The most common factor is the pain. Gallbladder pain location is in the flank and may radiate outward. This type of pain causes the patient to experience nausea, which may also be accompanied by vomiting. The patient may also begin sweating profusely, a symptom that comes due to the shock of the pain. Other symptoms caused by the pain include having short breath, having light-headedness, belching and feeling bloated in the abdomen and having abnormal bowel movements. Gall bladder pain can be caused by the inflammation of the ducts caused by other infections. It is very rare for progressive growths to cause the blocking of the ducts. The slow progress must be accompanied by sudden obstruction. This means that cancer cells will not cause gallbladder pain. However, if the growth blocks a stone, then this would cause the patient to exhibit these symptoms.
What is the treatment for gallbladder pain?
If you happen to be at an advanced age, and silent gallstones are discovered, the doctor will advise that you leave them alone, since there is little chance that they will lead to any serious complications. Patients who have heart disease are not treated either.
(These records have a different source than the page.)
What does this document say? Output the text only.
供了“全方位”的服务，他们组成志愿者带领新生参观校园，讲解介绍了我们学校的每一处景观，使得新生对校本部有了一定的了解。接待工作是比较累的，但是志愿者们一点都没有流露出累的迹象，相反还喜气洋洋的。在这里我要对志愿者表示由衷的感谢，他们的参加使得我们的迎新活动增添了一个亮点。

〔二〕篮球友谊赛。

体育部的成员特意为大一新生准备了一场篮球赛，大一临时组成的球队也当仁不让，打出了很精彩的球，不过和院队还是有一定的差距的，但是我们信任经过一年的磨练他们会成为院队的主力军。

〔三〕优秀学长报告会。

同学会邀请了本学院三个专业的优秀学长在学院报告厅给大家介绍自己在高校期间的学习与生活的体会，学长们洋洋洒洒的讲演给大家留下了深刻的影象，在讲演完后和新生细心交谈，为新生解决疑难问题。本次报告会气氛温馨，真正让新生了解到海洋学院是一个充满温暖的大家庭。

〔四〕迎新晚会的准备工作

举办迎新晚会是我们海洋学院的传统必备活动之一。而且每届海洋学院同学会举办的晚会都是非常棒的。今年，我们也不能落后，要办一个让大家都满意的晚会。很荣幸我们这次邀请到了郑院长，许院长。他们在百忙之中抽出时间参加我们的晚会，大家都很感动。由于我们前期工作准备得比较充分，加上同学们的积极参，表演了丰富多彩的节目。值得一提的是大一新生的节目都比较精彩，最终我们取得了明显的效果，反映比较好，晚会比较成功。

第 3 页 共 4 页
However, any patient who is healthy and has silent gallstones, they should have them removed so as to reduce the chances of getting this condition in the future. Here are some of the treatments that are commonly used:
- Cholecystectomy – This is the process of removing the gallbladder. The surgery is not complicated, and the surgeon may opt to make a small incision in the abdomen, or laparoscopy. The laparoscopic method causes less trauma to the body and encourages faster recovery. The removal of the gall bladder will have minimal effect on the diet, and very few develop chronic diarrhea. There is a low rate of complications with the procedure, though leakage of bile can occur.
- Sphincterectomy – At times, it may not be necessary to remove the gallbladder. The solution may lie in removing the gallstone by accessing the ducts. This means cutting open the sphincter that joins the bile duct to the duodenum, and then removing the gallstone. The bile will now flow well into the duodenum. However, sphincterectomy may also be performed even if the gallbladder is removed so that bile flows easier from the liver into the duodenum.
- Oral dissolution – It is possible to get the gallstones to dissolve using oral medication. The gallstones, largely made of cholesterol, are dissolved using medication that is high in bile acid. The acid is used by the liver to naturally dissolve cholesterol. Taking it orally can dissolve the gallstones. This kind of therapy is only used in mild cases of gallstone blockage, or on those who cannot undertake surgery, due to other health complications. It is also used for people who have small stones, less than 1.5cm in diameter that may have formed due to rapid weight loss, etc. This method may take a year or two to dissolve the gallstones, and usually the stone form back again after the treatment is stopped.
- Extracorporeal shock-wave lithotripsy (ESWL) – This is a method that is rarely used for treating gallstones that are in the bile ducts. The ESWL generates shock waves externally, and these are concentrated on the gallstones, thereby breaking them down into smaller size. The gallstones will then, drain naturally out of the bile duct.